In this research we will extend the use of a new reagent in membrane protein isolation and analysis, namely styrene maleic acid (SMA). Techniques that enable the study of membrane proteins are in ever greater demand, particularly as structural biology now has the power of higher resolution electron microscopy at its command. This has intensified the search for agents which enable purification of membrane proteins in their native environment. Detergents remain beset with the difficulty that they remove the annular lipids which in many cases may have a functional effect on the protein. SMA and other co-polymers have the potential to extract membrane proteins and retain the annular lipid interactions, and this research proposal will provide further evidence for the use of such agents in a range of biophysical settings.

We will develop new experimental tools to generate SAR data for membrane transporters and identify novel lead compounds as transporter substrates and inhibitors. This will have a significant long-term benefit to the green chemicals industry. The challenge for this industry is the synthesis of primary chemicals from renewable feedstocks in engineered strains of yeast or bacteria. A frequent hindrance to the economic viability of these processes is product toxicity, i.e. where the chemical being made (e.g. butanol, toluene, styrene) accumulates to a concentration that causes cell death in the producing strain. In such instances, biotechnologists are looking to identify transporters to remove the product from the cell so enabling product synthesis to continue and also facilitating product recovery from the media. The impact of this current research proposal for bio-based chemicals manufacturing is the potential to quantify substrate:transporter interactions through our FCS technique so enabling screening of candidate transporters for a range of chemicals of interest, or the screening of wild type and systematically mutated versions of a candidate transporter to identify gain of function mutations for transport of the chemical of interest.

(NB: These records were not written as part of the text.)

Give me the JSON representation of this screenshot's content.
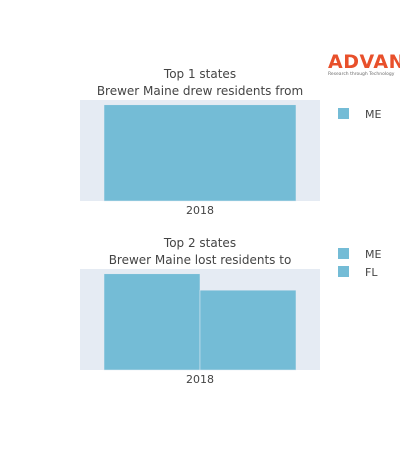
{
  "logo": {
    "name": "ADVAN",
    "tagline": "Research through Technology",
    "color": "#e8502b"
  },
  "chart_data": [
    {
      "type": "bar",
      "title": "Top 1 states",
      "subtitle": "Brewer Maine drew residents from",
      "categories": [
        "2018"
      ],
      "series": [
        {
          "name": "ME",
          "values": [
            1
          ]
        }
      ],
      "ylim": [
        0,
        1.05
      ],
      "grid": false,
      "legend": "right",
      "colors": [
        "#74bcd6"
      ],
      "plot_bg": "#e5ebf3"
    },
    {
      "type": "bar",
      "title": "Top 2 states",
      "subtitle": "Brewer Maine lost residents to",
      "categories": [
        "2018"
      ],
      "series": [
        {
          "name": "ME",
          "values": [
            1
          ]
        },
        {
          "name": "FL",
          "values": [
            0.83
          ]
        }
      ],
      "ylim": [
        0,
        1.05
      ],
      "grid": false,
      "legend": "right",
      "colors": [
        "#74bcd6",
        "#74bcd6"
      ],
      "plot_bg": "#e5ebf3"
    }
  ]
}
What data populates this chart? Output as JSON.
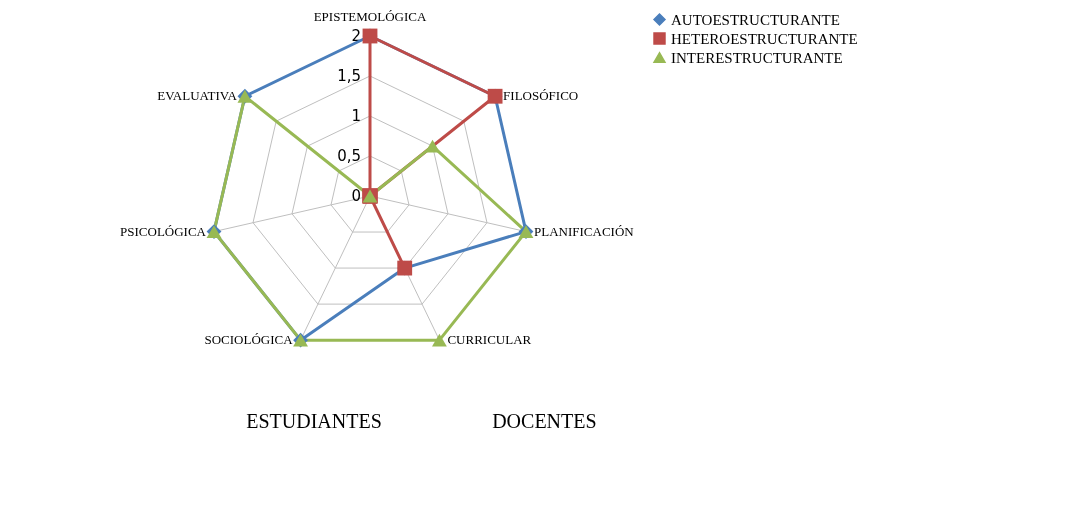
{
  "chart_data": {
    "type": "radar",
    "categories": [
      "EPISTEMOLÓGICA",
      "FILOSÓFICO",
      "PLANIFICACIÓN",
      "CURRICULAR",
      "SOCIOLÓGICA",
      "PSICOLÓGICA",
      "EVALUATIVA"
    ],
    "series": [
      {
        "name": "AUTOESTRUCTURANTE",
        "color": "#4a7ebb",
        "marker": "diamond",
        "values": [
          2,
          2,
          2,
          1,
          2,
          2,
          2
        ]
      },
      {
        "name": "HETEROESTRUCTURANTE",
        "color": "#be4b48",
        "marker": "square",
        "values": [
          2,
          2,
          0,
          1,
          0,
          0,
          0
        ]
      },
      {
        "name": "INTERESTRUCTURANTE",
        "color": "#98b954",
        "marker": "triangle",
        "values": [
          0,
          1,
          2,
          2,
          2,
          2,
          2
        ]
      }
    ],
    "ylim": [
      0,
      2
    ],
    "yticks": [
      {
        "value": 0,
        "label": "0"
      },
      {
        "value": 0.5,
        "label": "0,5"
      },
      {
        "value": 1,
        "label": "1"
      },
      {
        "value": 1.5,
        "label": "1,5"
      },
      {
        "value": 2,
        "label": "2"
      }
    ],
    "grid": true,
    "legend": "right",
    "annotations": [
      "ESTUDIANTES",
      "DOCENTES"
    ]
  }
}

The proposal would have a significant economic impact by training a PDRA in an outstanding environment in a cross-disciplinary demand area, identified as vulnerable in RCUK skills analysis. The PDRA would be able to make a significant long-term contribution to the economically valuable biotechnology industry in the UK.

Transporters in medicine and bioengineering are an excellent topic for public engagement work and all the applicants and the PDRA would capitalise on this through events such as Nottingham's community engagement event ("Wonder") and other outreach activities.